What should the scope and duration of restrictive covenants be?
Clients often ask what the scope and duration of restrictive covenants should be in investment agreements (and similarly, in sale and purchase agreements). For good reasons, lawyers avoid giving a general answer to these questions and you will not find them either in legal articles and commentary.
The established law is that the scope of restrictive covenants must be no greater than reasonably necessary to protect the legitimate business interests of the party for whose benefit they are being given. By definition, this means that there are no generally applicable rules which can be applied to all circumstances. The general view however is that the courts will take a less restrictive approach where covenants are given in the situation of the sale of a business.

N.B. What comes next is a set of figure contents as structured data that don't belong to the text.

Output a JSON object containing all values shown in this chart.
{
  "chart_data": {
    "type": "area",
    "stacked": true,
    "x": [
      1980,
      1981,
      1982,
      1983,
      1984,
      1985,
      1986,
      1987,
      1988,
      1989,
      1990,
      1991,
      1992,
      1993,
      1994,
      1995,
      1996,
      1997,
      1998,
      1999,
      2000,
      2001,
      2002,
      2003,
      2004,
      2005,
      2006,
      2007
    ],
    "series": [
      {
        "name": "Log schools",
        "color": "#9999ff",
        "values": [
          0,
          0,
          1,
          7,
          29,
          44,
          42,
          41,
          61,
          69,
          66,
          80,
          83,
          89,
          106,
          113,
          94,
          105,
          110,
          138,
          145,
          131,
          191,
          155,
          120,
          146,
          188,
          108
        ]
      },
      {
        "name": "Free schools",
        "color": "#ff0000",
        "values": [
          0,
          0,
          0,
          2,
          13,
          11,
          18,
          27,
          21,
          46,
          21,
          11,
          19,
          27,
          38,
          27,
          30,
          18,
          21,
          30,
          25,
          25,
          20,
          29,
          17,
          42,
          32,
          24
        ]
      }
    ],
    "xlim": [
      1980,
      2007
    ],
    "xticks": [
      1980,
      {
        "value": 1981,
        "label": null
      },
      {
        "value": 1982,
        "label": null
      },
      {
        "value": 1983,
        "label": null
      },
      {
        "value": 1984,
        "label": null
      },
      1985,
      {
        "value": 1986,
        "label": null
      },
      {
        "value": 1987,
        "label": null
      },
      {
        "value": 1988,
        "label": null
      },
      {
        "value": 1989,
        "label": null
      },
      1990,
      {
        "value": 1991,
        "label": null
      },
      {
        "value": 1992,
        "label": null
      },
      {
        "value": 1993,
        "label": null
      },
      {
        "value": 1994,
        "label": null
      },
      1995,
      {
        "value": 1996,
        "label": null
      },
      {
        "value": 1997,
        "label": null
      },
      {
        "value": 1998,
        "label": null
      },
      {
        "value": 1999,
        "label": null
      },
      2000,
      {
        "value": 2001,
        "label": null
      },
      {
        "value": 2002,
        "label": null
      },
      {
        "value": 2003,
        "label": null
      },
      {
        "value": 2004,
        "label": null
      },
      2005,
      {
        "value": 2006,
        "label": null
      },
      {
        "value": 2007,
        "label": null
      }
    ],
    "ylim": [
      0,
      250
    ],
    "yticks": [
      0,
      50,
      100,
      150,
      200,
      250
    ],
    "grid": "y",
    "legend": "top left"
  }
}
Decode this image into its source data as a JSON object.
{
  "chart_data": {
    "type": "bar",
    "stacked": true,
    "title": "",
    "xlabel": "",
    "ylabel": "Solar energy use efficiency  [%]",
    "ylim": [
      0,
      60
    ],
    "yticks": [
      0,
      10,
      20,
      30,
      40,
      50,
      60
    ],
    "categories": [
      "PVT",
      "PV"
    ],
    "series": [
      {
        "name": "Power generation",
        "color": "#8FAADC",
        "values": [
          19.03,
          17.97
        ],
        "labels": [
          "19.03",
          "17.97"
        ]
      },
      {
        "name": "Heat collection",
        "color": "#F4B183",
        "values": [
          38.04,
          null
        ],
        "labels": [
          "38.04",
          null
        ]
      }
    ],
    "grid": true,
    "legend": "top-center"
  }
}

The temptation can sometimes be to include overly-broad covenants in agreements. The thinking is that these will act as a practical deterrent to the covenantor, who will not want to risk breaching them and incurring legal fees in defending enforcement action.
A recent case[1] acts as a warning to parties that courts will not uphold covenants which are unreasonable in terms of scope and duration. This serves as a valuable reminder to carefully draft covenants to ensure they align with legitimate business needs.
The case of Literacy Capital plc v Vanessa Webb
This case related to restrictive covenants given by an individual in an investment agreement, entered into following a sale of shares by the individual. The covenants:
- sought to prevent the individual from being involved in a business which competed with any group company in the group which included the individual’s employer company
- applied to the whole of the UK
- could potentially last for up to 10 years
The claimant made an application for an interim injunction to restrain the individual from trading in competition with the claimant’s group. The court determined that the covenants were void and unenforceable and that the claimant had no arguable case that they were reasonable in scope and duration.
The outcome emphasises the importance of proportionality in restrictive covenants, particularly regarding their geographic scope and duration.
Court rationale
In particular:
- the court found that the extension of the covenants to any group company was far beyond any legitimate protectable interest of the claimant
- the duration of the covenants was far past the duration of covenants allowed in sale of business cases
- the geographical scope of the covenants (the entire UK) was not justified -the claimant had not shown any evidence of the relevant geographical scope of business beyond two counties in the England
What lessons can be learned?
Key takeaways from this case include:
- specify the legitimate interest for which protection is being sought. This could be, for example, the goodwill and confidential information relating to a particular business and the customers and trading relationships which the individual will have knowledge of as a result of the individual’s employment
- make sure that the covenants do not exceed what is reasonably necessary to protect this legitimate interest
- for the scope of the covenants, do not attempt to protect businesses in which the individual will not be involved or have any knowledge
- for the duration of the covenants, consider the rationale for the length of the restrictions in light of the interest being protected
- for the restricted territory, limit this to the area in which the protected business will be conducted
This case highlights the importance of drafting restrictive covenants in investment and sale agreements with care. Terms must be reasonable and appropriate in scope, duration, and geographic reach to protect legitimate business interests. Drafting restrictive covenants with precision not only enhances their enforceability but also ensures fairness and clarity for all parties involved.